At every news conference for every new car or truck introduction since the days of, say, Watson and Crick, an eager and sweaty brand manager has stood up and said something to the effect of: "The Durango 95 Mark III is a reflection of who we are as a company, our brand DNA."
This assertion is generally nonsense, a dump truck of smelly marketing sardines poured at our feet and called caviar. But it's an essential lie, especially for products that are resurrections of grand old marques or nameplates. Take, for example, Bugatti.
Compared with Ettore Bugatti's gritty factory in Molsheim, France, before World War II, the new Bugatti factory -- a futuristic assembly hall in nearby Dorlisheim -- might as well be some off-world colony. The new Bugatti, a whole-cloth creation of Volkswagen Group, has zero to do with the Ettore Bugatti, Type 57SCs, Royales and the like. But what is the new Bugatti Veyron without the back story, the evocative narrative of the old company? A $1.7-million VW.
There are a few plausible exceptions. Harley-Davidson is one. Porsche is another.
This summer I've had a chance to bookend Porsche by driving the very first Porsche -- the Gmund Porsche 356-001 (so called because it was fettled in Gmund, Austria, in 1948, during the company's brief hegira from Stuttgart) -- and the latest generation of the 911 sports coupe, the 2009 Carrera and Carrera S.
The chance to drive 001 came courtesy of Klaus Bischof, the manager of Porsche's museum, whom I met at Pebble Beach this month. According to Bischof, I was only the fifth person to drive the car since it was returned to the company in the 1950s. After my drive, he said, the car was going to be put on a plane and installed in a central position in the company's new museum, opening in December in Stuttgart-Zuffenhausen.

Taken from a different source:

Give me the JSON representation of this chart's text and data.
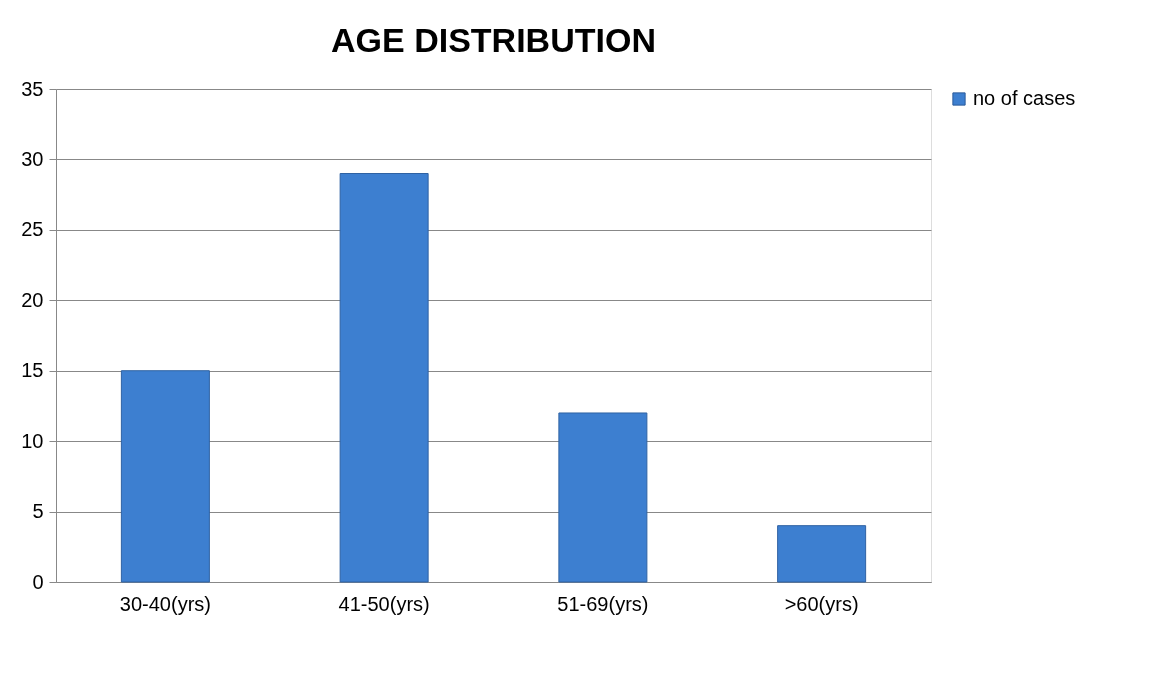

And so, a rare chance to time-travel into automotive history. I was interested to know if some thread of the Gmund gene sequence -- some tactility, some aesthetic, some essence -- has survived the endless replications, the improvements and technical evolution of the intervening 60 years.
The company has the DNA of founder Ferdinand Porsche running through the board room -- his descendants control significant portions of Porsche and VW Group. But is there Porsche DNA in the cars?